ほんの寄り道、おきてのみやげ

法令の素顔をゆるりと愉しむブログです

 本ブログをご覧いただきまして、ありがとうございます。

 令和3(2021)年の年明け、
法学部でない他学部の方を対象に、
法令のからくりや立案のプロセスをめぐる事柄を
愉しみながら読んでもらえたらと、
ブログを始めました。

 実は、法学部でない学部の受講生の方に、
何かしらの法律の説明をしようとすると、
本題に入る前に、しばしば、つまずくことがあります。

 例えば、
「六法全書を見ると、目がチカチカする。」
「法律の文章は、堅苦しくて、読みづらい。

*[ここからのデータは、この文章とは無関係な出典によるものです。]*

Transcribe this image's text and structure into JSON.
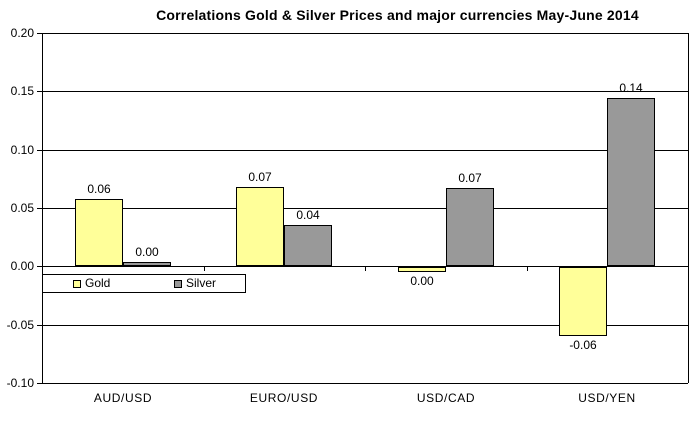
{
  "chart_data": {
    "type": "bar",
    "title": "Correlations Gold & Silver Prices and major currencies May-June 2014",
    "categories": [
      "AUD/USD",
      "EURO/USD",
      "USD/CAD",
      "USD/YEN"
    ],
    "series": [
      {
        "name": "Gold",
        "color": "#FFFF99",
        "values": [
          0.058,
          0.068,
          -0.004,
          -0.059
        ],
        "labels": [
          "0.06",
          "0.07",
          "0.00",
          "-0.06"
        ]
      },
      {
        "name": "Silver",
        "color": "#999999",
        "values": [
          0.004,
          0.035,
          0.067,
          0.144
        ],
        "labels": [
          "0.00",
          "0.04",
          "0.07",
          "0.14"
        ]
      }
    ],
    "ylim": [
      -0.1,
      0.2
    ],
    "yticks": [
      0.2,
      0.15,
      0.1,
      0.05,
      0.0,
      -0.05,
      -0.1
    ],
    "ytick_labels": [
      "0.20",
      "0.15",
      "0.10",
      "0.05",
      "0.00",
      "-0.05",
      "-0.10"
    ],
    "xlabel": "",
    "ylabel": "",
    "grid": true,
    "legend_position": "inside-upper-left-of-negative-region",
    "colors": {
      "axis": "#000000",
      "gridline": "#000000",
      "bar_border": "#000000",
      "background": "#FFFFFF",
      "text": "#000000"
    }
  }
}
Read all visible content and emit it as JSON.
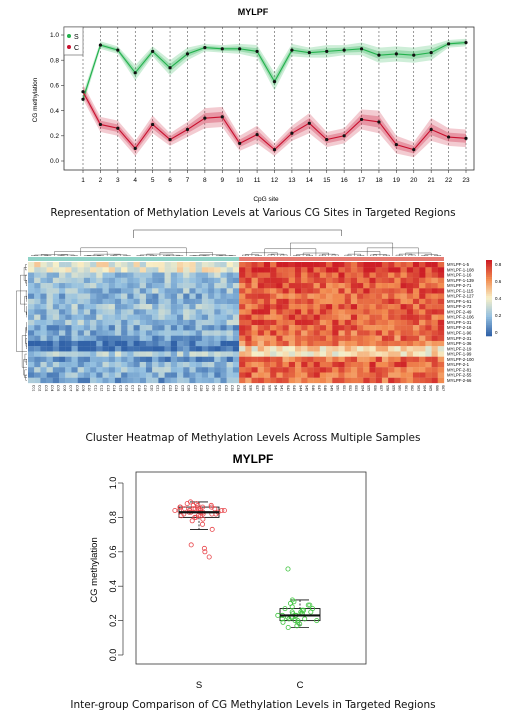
{
  "chart_data": [
    {
      "type": "line",
      "title": "MYLPF",
      "xlabel": "CpG site",
      "ylabel": "CG methylation",
      "ylim": [
        0,
        1.0
      ],
      "yticks": [
        "0.0",
        "0.2",
        "0.4",
        "0.6",
        "0.8",
        "1.0"
      ],
      "x": [
        1,
        2,
        3,
        4,
        5,
        6,
        7,
        8,
        9,
        10,
        11,
        12,
        13,
        14,
        15,
        16,
        17,
        18,
        19,
        20,
        21,
        22,
        23
      ],
      "legend_position": "top-left",
      "series": [
        {
          "name": "S",
          "color": "#22b14c",
          "values": [
            0.49,
            0.92,
            0.88,
            0.7,
            0.87,
            0.74,
            0.85,
            0.9,
            0.89,
            0.89,
            0.87,
            0.63,
            0.88,
            0.86,
            0.87,
            0.88,
            0.89,
            0.84,
            0.85,
            0.84,
            0.86,
            0.93,
            0.94
          ],
          "band": [
            0.05,
            0.03,
            0.03,
            0.06,
            0.04,
            0.06,
            0.05,
            0.03,
            0.03,
            0.04,
            0.05,
            0.07,
            0.05,
            0.04,
            0.05,
            0.04,
            0.05,
            0.06,
            0.06,
            0.06,
            0.06,
            0.03,
            0.03
          ]
        },
        {
          "name": "C",
          "color": "#c8102e",
          "values": [
            0.55,
            0.29,
            0.26,
            0.1,
            0.29,
            0.17,
            0.25,
            0.34,
            0.35,
            0.14,
            0.21,
            0.09,
            0.22,
            0.3,
            0.17,
            0.2,
            0.33,
            0.31,
            0.13,
            0.09,
            0.25,
            0.19,
            0.18
          ],
          "band": [
            0.06,
            0.06,
            0.06,
            0.06,
            0.07,
            0.05,
            0.06,
            0.08,
            0.08,
            0.06,
            0.07,
            0.05,
            0.06,
            0.08,
            0.06,
            0.06,
            0.08,
            0.09,
            0.07,
            0.06,
            0.09,
            0.07,
            0.07
          ]
        }
      ]
    },
    {
      "type": "heatmap",
      "row_labels": [
        "MYLPF-1-5",
        "MYLPF-1-108",
        "MYLPF-1-16",
        "MYLPF-1-139",
        "MYLPF-2-71",
        "MYLPF-1-115",
        "MYLPF-2-127",
        "MYLPF-1-61",
        "MYLPF-2-73",
        "MYLPF-2-49",
        "MYLPF-2-106",
        "MYLPF-1-31",
        "MYLPF-2-16",
        "MYLPF-1-96",
        "MYLPF-2-31",
        "MYLPF-1-36",
        "MYLPF-2-19",
        "MYLPF-1-99",
        "MYLPF-2-100",
        "MYLPF-2-1",
        "MYLPF-2-81",
        "MYLPF-2-55",
        "MYLPF-2-66"
      ],
      "legend_ticks": [
        "0.8",
        "0.6",
        "0.4",
        "0.2",
        "0"
      ],
      "column_groups": [
        {
          "group": "C",
          "count": 34,
          "mean_level": 0.25
        },
        {
          "group": "S",
          "count": 33,
          "mean_level": 0.85
        }
      ]
    },
    {
      "type": "box",
      "title": "MYLPF",
      "ylabel": "CG methylation",
      "categories": [
        "S",
        "C"
      ],
      "ylim": [
        0,
        1.0
      ],
      "yticks": [
        "0.0",
        "0.2",
        "0.4",
        "0.6",
        "0.8",
        "1.0"
      ],
      "boxes": [
        {
          "name": "S",
          "color": "#e8454a",
          "q1": 0.8,
          "median": 0.83,
          "q3": 0.86,
          "whisker_low": 0.73,
          "whisker_high": 0.89,
          "points": [
            0.89,
            0.88,
            0.88,
            0.87,
            0.87,
            0.87,
            0.86,
            0.86,
            0.86,
            0.86,
            0.85,
            0.85,
            0.85,
            0.85,
            0.85,
            0.85,
            0.84,
            0.84,
            0.84,
            0.84,
            0.84,
            0.84,
            0.84,
            0.83,
            0.83,
            0.83,
            0.83,
            0.83,
            0.82,
            0.82,
            0.82,
            0.82,
            0.81,
            0.81,
            0.81,
            0.8,
            0.8,
            0.79,
            0.78,
            0.76,
            0.73,
            0.64,
            0.62,
            0.6,
            0.57
          ]
        },
        {
          "name": "C",
          "color": "#3cc43c",
          "q1": 0.2,
          "median": 0.23,
          "q3": 0.27,
          "whisker_low": 0.16,
          "whisker_high": 0.32,
          "points": [
            0.5,
            0.32,
            0.31,
            0.3,
            0.29,
            0.29,
            0.28,
            0.27,
            0.27,
            0.26,
            0.26,
            0.25,
            0.25,
            0.25,
            0.24,
            0.24,
            0.24,
            0.23,
            0.23,
            0.23,
            0.23,
            0.22,
            0.22,
            0.22,
            0.21,
            0.21,
            0.21,
            0.2,
            0.2,
            0.2,
            0.19,
            0.19,
            0.18,
            0.17,
            0.16
          ]
        }
      ]
    }
  ],
  "captions": {
    "line": "Representation of Methylation Levels at Various CG Sites in Targeted Regions",
    "heatmap": "Cluster Heatmap of Methylation Levels Across Multiple Samples",
    "box": "Inter-group Comparison of CG Methylation Levels in Targeted Regions"
  }
}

」
ぐらいのアレルギー反応で済むのでしたら、
かすり傷にもなりません。

 ところが、講義の最中(さなか)に、
「 この法律の題名は、〇〇ですが、
 昭和の頃は、▢▢って呼ばれていました。
 でも、法律番号は変わっていません。」
「 働き方…法で、この法律の題名が改められました。」
「 本制度は、女活法等の一部改正によって、
 …推進法の中に設けられました。」
と、話を切り出そうものなら、
一斉にシャープペンの動きが止まります。

 そこでもう一度、はっきり聞こえるように、
ゆっくりとお伝えしますが、
「再生速度をスローにするとか、そういう次元じゃなくて…」
「いったい、何を言っているの?」
という、時空をワープしたようなポカンとした表情をされるので、
「あっ、これは立法の経緯というか、過程の…」
(良い陽気のせいか、受講生の関心は、窓の外の小鳥に移った ようです。
 いま、小枝の枯れ葉が散りました。最後の一枚でした。)

 と、その瞬間(とき)、我に返ります。
「 そうだ!他学部の受講生は、
 高校で「政治経済」を履修していなければ、
 最後に法律の話題を教わったのは、
 中学校の「公民」の授業に遡(さかのぼ)るはず。
  しかも法律系の主要科目を履修していないとなると…
 それでさっき、ポカンをやらかしたのか。」

 ちなみに、「ポカン」とは、ちゃらけた造語で、
「 基礎知識や知見がない前提にもかかわらず、前触れもなく、
 次のステップの話題を堂々と切り出すこと。又は、
 その直後に訪れる虚無感。」のことですwww

 本ブログは、幾多のポカン体験を通じて、
「 もう二度とポカンをしない。したくない。しないほうがいい。
 しないに越したことはない。」
という、ゆるやかな決意を抱き、書き始めることになりました。

 タイトルの「ほんの寄り道、おきてのみやげ」とは、
講義でお伝えしきれなかった逸話を、
おきて(法令)の土産話として、
受講生の方に愉しんで読んでもらえれば、
という気風をもって名付けました。

「あなたの未来を適(かな)えるショートショート」
を、記事のコンセプトにしています。

 末永いご愛顧を、お願い申し上げます。